A Systematic Review of Coding Systems Used in Pharmacoepidemiology and Database Research

Yong Chen
1   GlaxoSmithKline, Inc., Collegeville, PA, USA
Marko Zivkovic
2   Genesis Research, Hoboken, NJ, USA
Tongtong Wang
3   Merck & Co, Inc., Kenilworth, NJ, USA
Su Su
4   Merck Research Laboratories, Rahway, NJ, USA
Jianyi Lee
2   Genesis Research, Hoboken, NJ, USA
Edward A. Bortnichak
3   Merck & Co, Inc., Kenilworth, NJ, USA
› Author Affiliations
Further Information

Publication History

received: 29 June 2017

accepted: 09 February 2018

Publication Date:
05 April 2018 (online)


Background: Clinical coding systems have been developed to translate real-world healthcare information such as prescriptions, diagnoses and procedures into standardized codes appropriate for use in large healthcare datasets. Due to the lack of information on coding system characteristics and insufficient uniformity in coding practices, there is a growing need for better understanding of coding systems and their use in pharmacoepidemiology and observational real world data research.

Objectives: To determine: 1) the number of available coding systems and their characteristics, 2) which pharmacoepidemiology databases are they adopted in, 3) what outcomes and exposures can be identified from each coding system, and 4) how robust they are with respect to consistency and validity in pharmacoepidemiology and observational database studies.

Methods: Electronic literature database and unpublished literature searches, as well as hand searching of relevant journals were conducted to identify eligible articles discussing characteristics and applications of coding systems in use and published in the English language between 1986 and 2016. Characteristics considered included type of information captured by codes, clinical setting(s) of use, adoption by a pharmacoepidemiology database, region, and available mappings. Applications articles describing the use and validity of specific codes, code lists, or algorithms were also included. Data extraction was performed independently by two reviewers and a narrative synthesis was performed.
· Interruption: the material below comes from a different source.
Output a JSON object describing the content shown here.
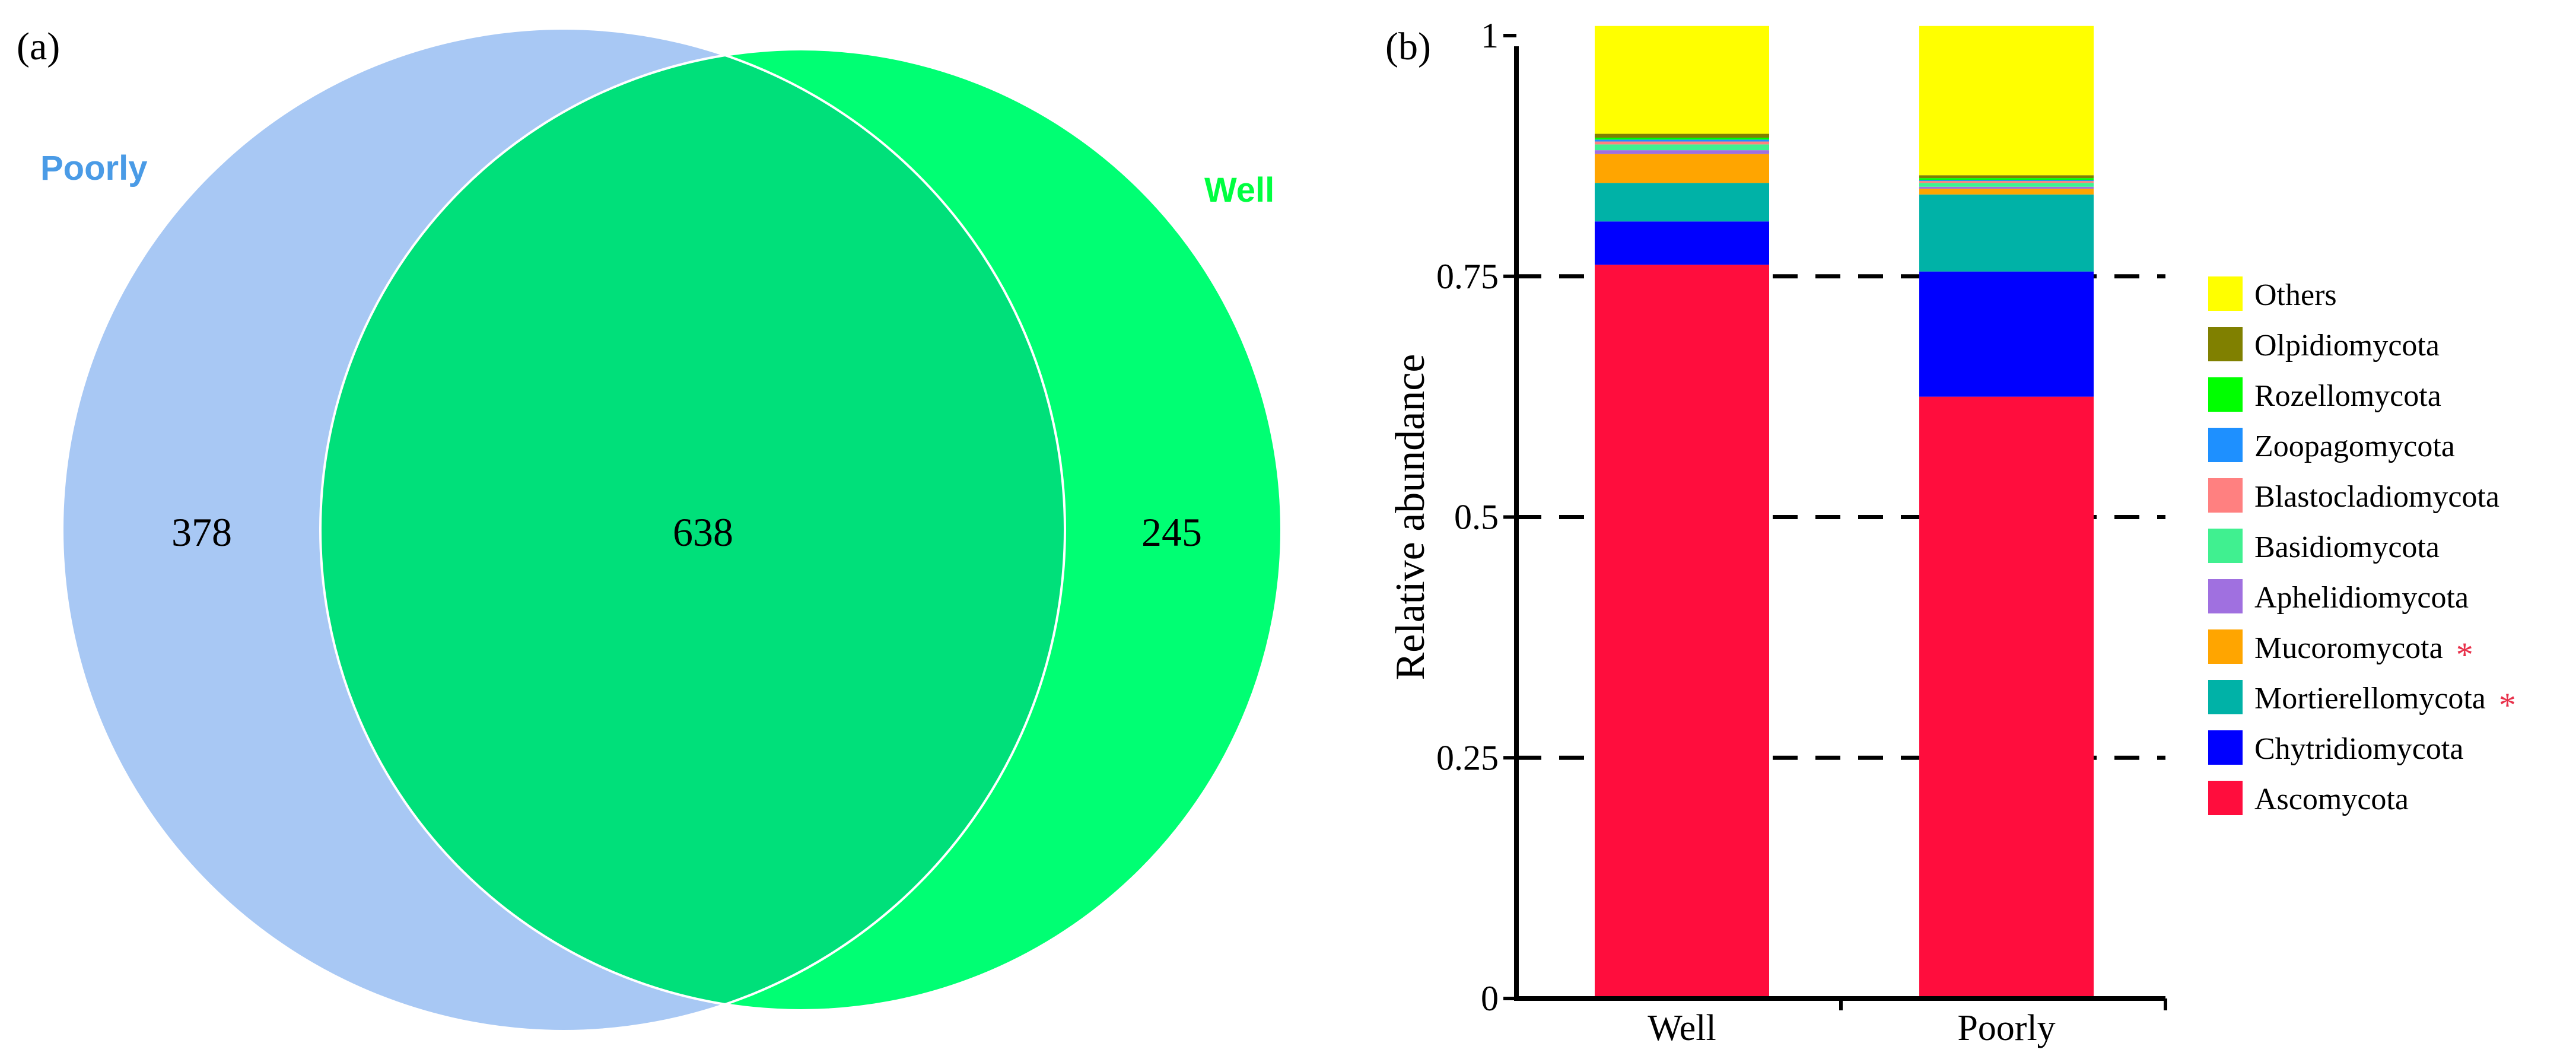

Results: A total of 897 unique articles and 57 coding systems were identified, 17% of which included country-specific modifications or multiple versions. Procedures (55%), diagnoses (36%), drugs (38%), and site of disease (39%) were most commonly and directly captured by these coding systems. The systems were used to capture information from the following clinical settings: inpatient (63%), ambulatory (55%), emergency department (ED, 34%), and pharmacy (13%). More than half of all coding systems were used in Europe (59%) and North America (57%). 34% of the reviewed coding systems were utilized in at least 1 of the 16 pharmacoepidemiology databases of interest evaluated. 21% of coding systems had studies evaluating the validity and consistency of their use in research within pharmacoepidemiology databases of interest. The most prevalent validation method was comparison with a review of patient charts, case notes or medical records (64% of reviewed validation studies). The reported performance measures in the reviewed studies varied across a large range of values (PPV 0-100%, NPV 6-100%, sensitivity 0-100%, specificity 23-100% and accuracy 16-100%) and were dependent on many factors including coding system(s), therapeutic area, pharmacoepidemiology database, and outcome.

Conclusions: Coding systems vary by type of information captured, clinical setting, and pharmacoepidemiology database and region of use. Of the 57 reviewed coding systems, few are routinely and widely applied in pharmacoepidemiology database research. Indication and outcome dependent heterogeneity in coding system performance suggest that accurate definitions and algorithms for capturing specific exposures and outcomes within large healthcare datasets should be developed on a case-by-case basis and in consultation with clinical experts.